Arkadaşlar bu yıl Bilecik'in, önümüzdeki 30 yılı perspektifinde yeniden altyapı projelerini hazırlamaya başladık. Yeni genişleme alanlarıyla birlikte yeni imar projelerimiz kapsamında altyapı yatırım programı çerçevesine aldık, önce proje çalışmalarına başladık. 2015 yılı içerisinde projelerini hazırlayarak yeni gelişim stratejimize göre altyapılarımızı çoğaltacağız. Atık su arıtma tesisimiz bu anlamda bitiyor; ama coğrafyamız bizi çok yoruyor. Bakın bir arıtma tesisini neredeyse 10-11 milyona yapıyoruz ve tüm atık suyunu da aynı noktaya deplase etme konusunda bile çok sıkıntılar yaşıyoruz. Bu zamana kadar hepsi bir noktaya gönderilmiş. Bunları toplayıp getirmenin maliyeti bir kenara, projelendirmek bile çok zor. Bir de geçmişte yapılan şeylerin proje bazında zeminde bulunan haritalaştırmasında çok ciddi eksiklikler var. Yani bir sistemi bundan yaklaşık 10 yıl, 20 yıl kadar önce projeleriyle yapılmış; ama o zamanlar yol üzerinde hiç arsa veya ev yokmuş ve uzatmak yerine kestirmeden gidiverelim demişler. Biz projeyi açıyoruz oraya zigzag çiziyoruz, bakıyoruz ama bulamıyoruz.

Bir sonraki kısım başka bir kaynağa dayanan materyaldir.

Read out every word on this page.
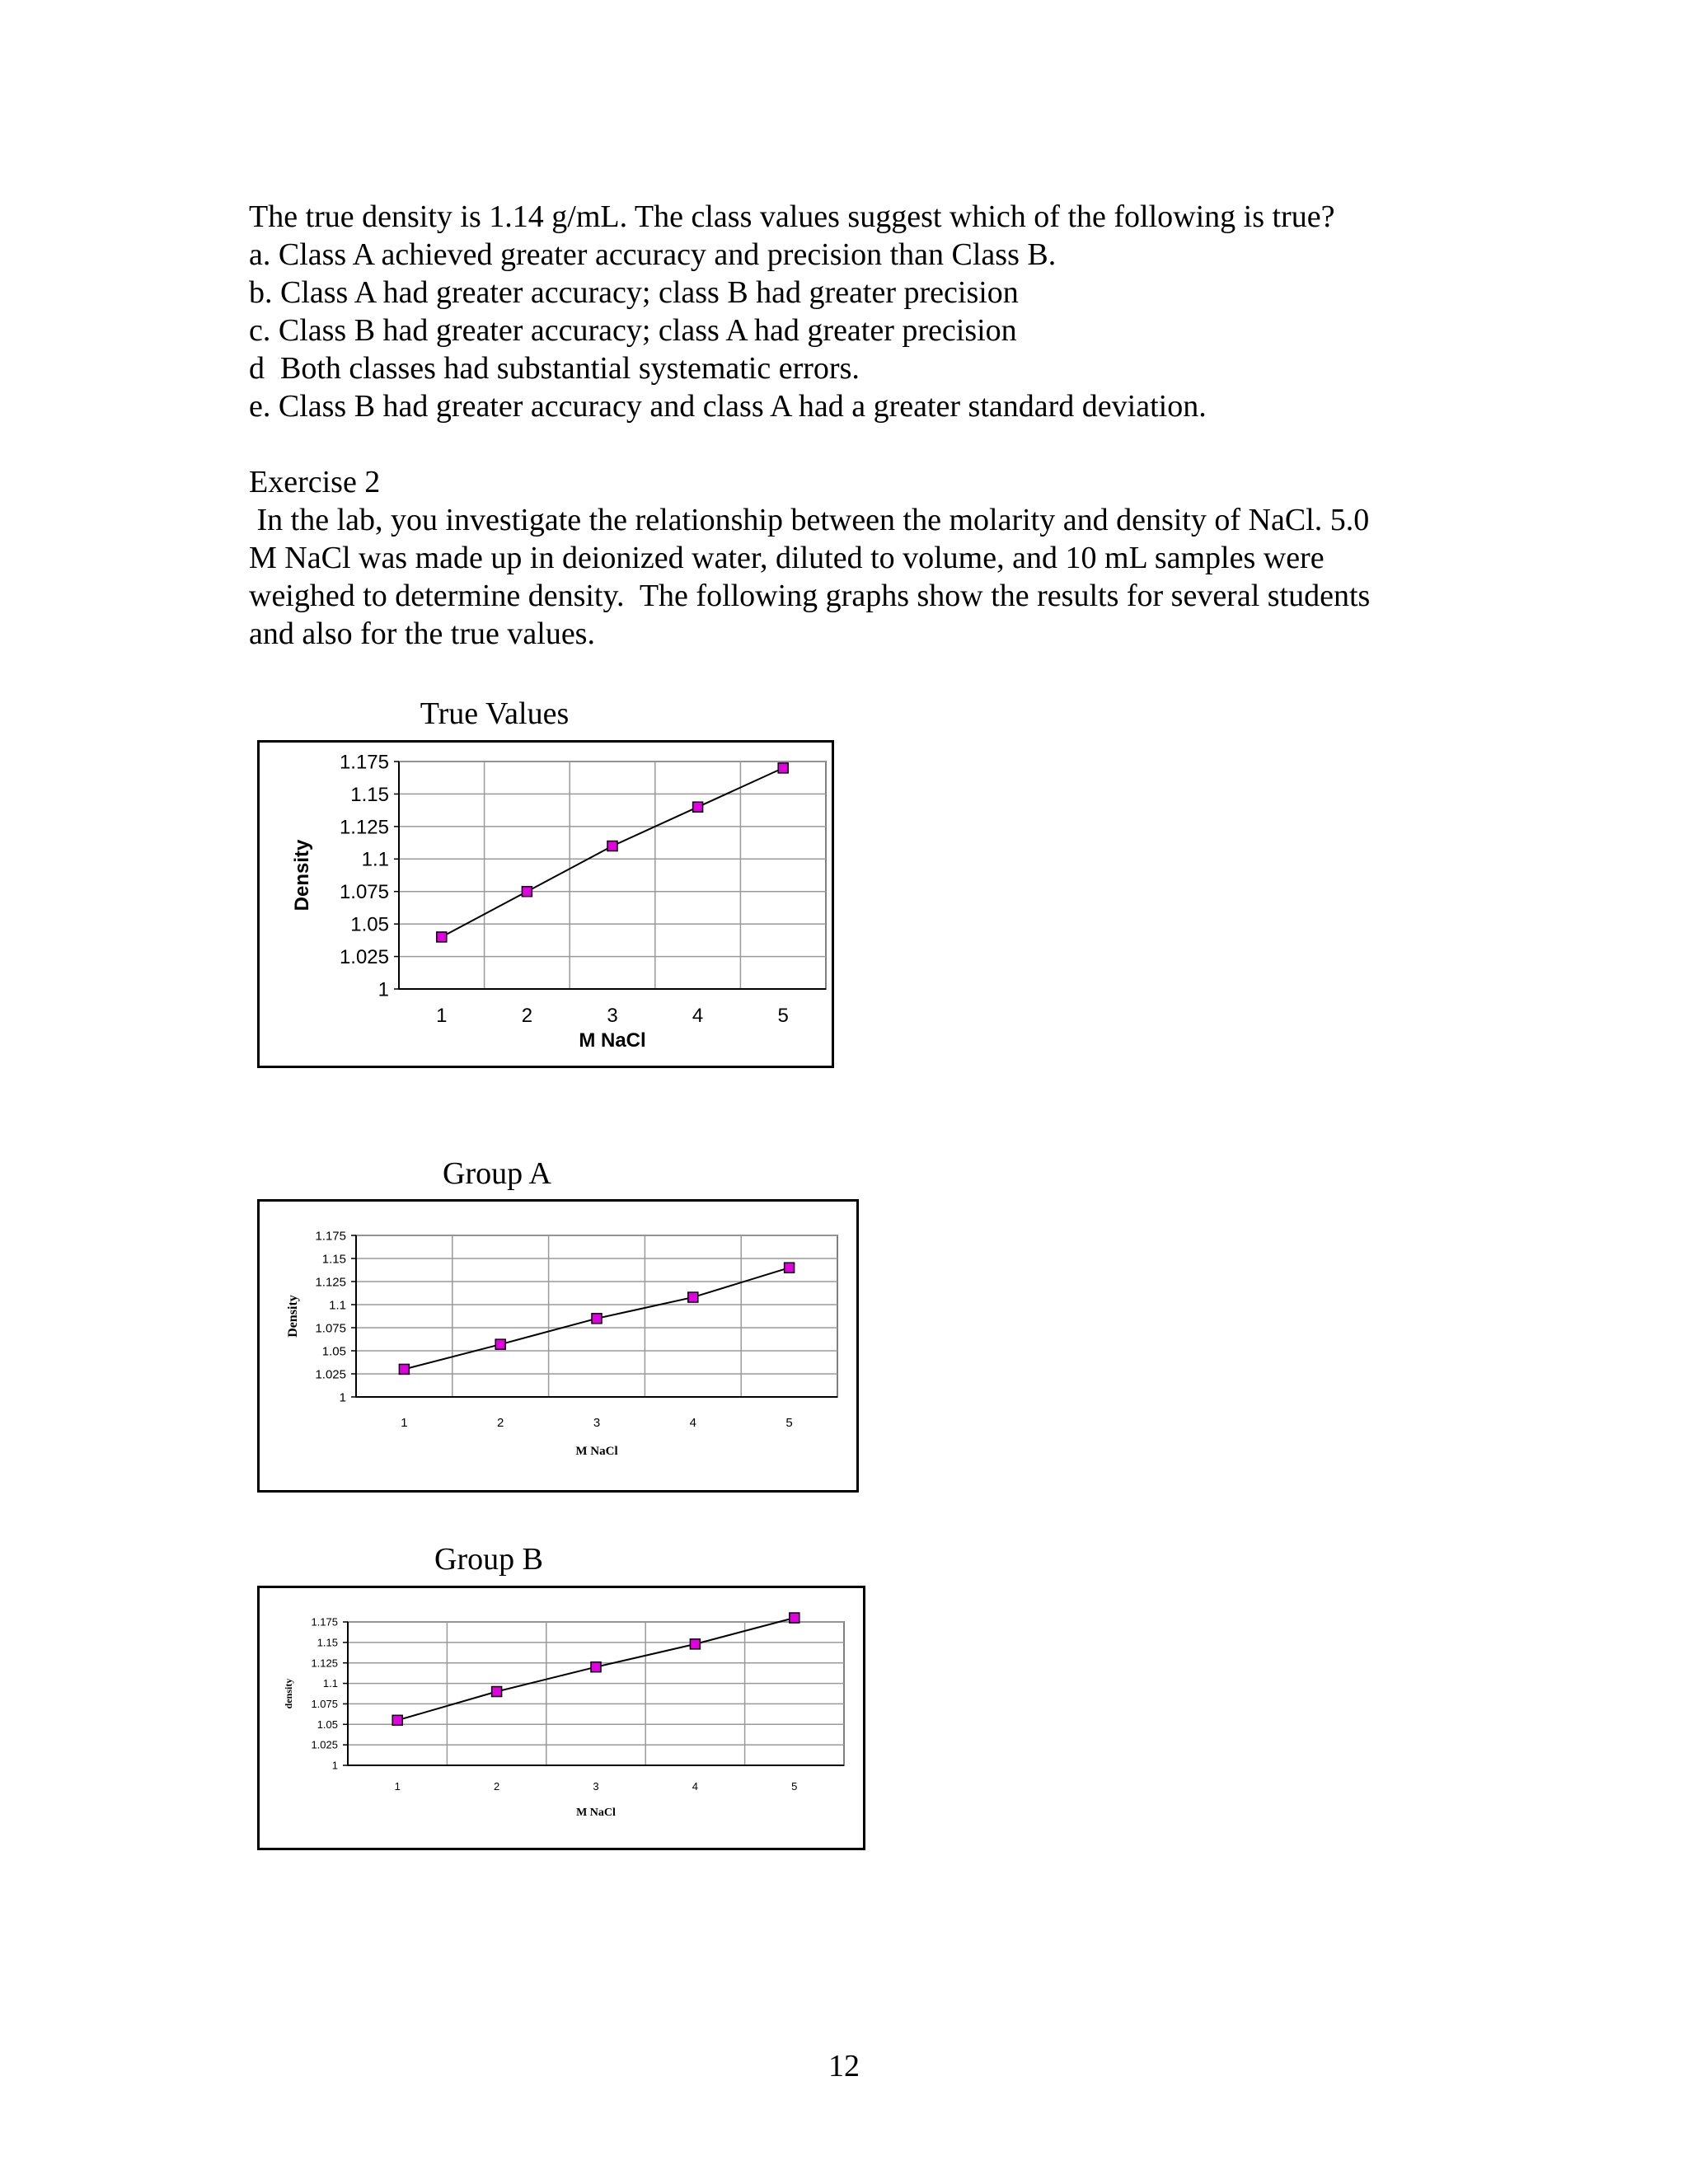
The true density is 1.14 g/mL. The class values suggest which of the following is true?
a. Class A achieved greater accuracy and precision than Class B.
b. Class A had greater accuracy; class B had greater precision
c. Class B had greater accuracy; class A had greater precision
d  Both classes had substantial systematic errors.
e. Class B had greater accuracy and class A had a greater standard deviation.
Exercise 2
In the lab, you investigate the relationship between the molarity and density of NaCl. 5.0
M NaCl was made up in deionized water, diluted to volume, and 10 mL samples were
weighed to determine density.  The following graphs show the results for several students
and also for the true values.
True Values
1
1.025
1.05
1.075
1.1
1.125
1.15
1.175
1	2	3	4	5
M NaCl
Density
Group A
1
1.025
1.05
1.075
1.1
1.125
1.15
1.175
1	2	3	4	5
M NaCl
Density
Group B
1
1.025
1.05
1.075
1.1
1.125
1.15
1.175
1	2	3	4	5
M NaCl
density
12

Bir bakıyoruz binanın altından altyapı sistemi geçmiş. Öyle de olunca bazen yenilemek de zor oluyor. Şehir adına yeni bir altyapı projesine başladık, İller Bankası'na bu konudaki dilekçelerimizi verdik. Önümüzdeki zaman dilimi içerisinde altyapı, 30 yıllık çevre düzen planımız var, perspektifimiz var. Bunun içerisinde Pelitözü Köyü, Gülümbe Köyü, Aşağıköy, Küplü, Başköy'ü de içine alacağı, mücavir alanlarımızı da içine alan şehrin genişleme perspektifine göre yeni kanalizasyon ve altyapı projelerini de hazırladık.”

TARİHİ BİLECİK’İN YOLLARI AÇILACAK MI?

Pervin Taşçı: “İstiklal Mahallesi Edebali yolunda, eski emirler yolunun bulunduğu bölgede tarihi yolun kapalı olduğu yönünde şikayetler geldi bize. Buradaki tarihi yol kapalıymış ve kanalizasyon sorunu yaşanıyormuş.

“O alanlar dokunulmaz alanlar”

Selim Yağcı: “Orası zaten terk edilmiş patika yollardır; ama bizden yana değil coğrafyasından yana bir sıkıntı. Yağışların olması, ağaçların büyümesinden olan bir durum; ama oralarda eskiden yapılan, bahçelere gitmek için yapılan, belediye tarafından yada belediyenin yol alanında olan işler değil. Açmak için de biz kepçeyi koyduğumuzda cezai sonuçları olan bir iş. Yani bakın Şeyh Edebali'nin olduğu yerde mezarlığa merdiven dahi yapamıyoruz, kurul izin vermiyor. Şu aşamada da mezarlıkları da yol yapımından bile ciddi sıkıntılarımız var. Kültür Tabiat Varlıkları Kurulu ile bu konularda değişik müzakerelerimiz oluyor. O alanlar biraz dokunulmaz alanlar, çok fazla bir şey yapamıyoruz.”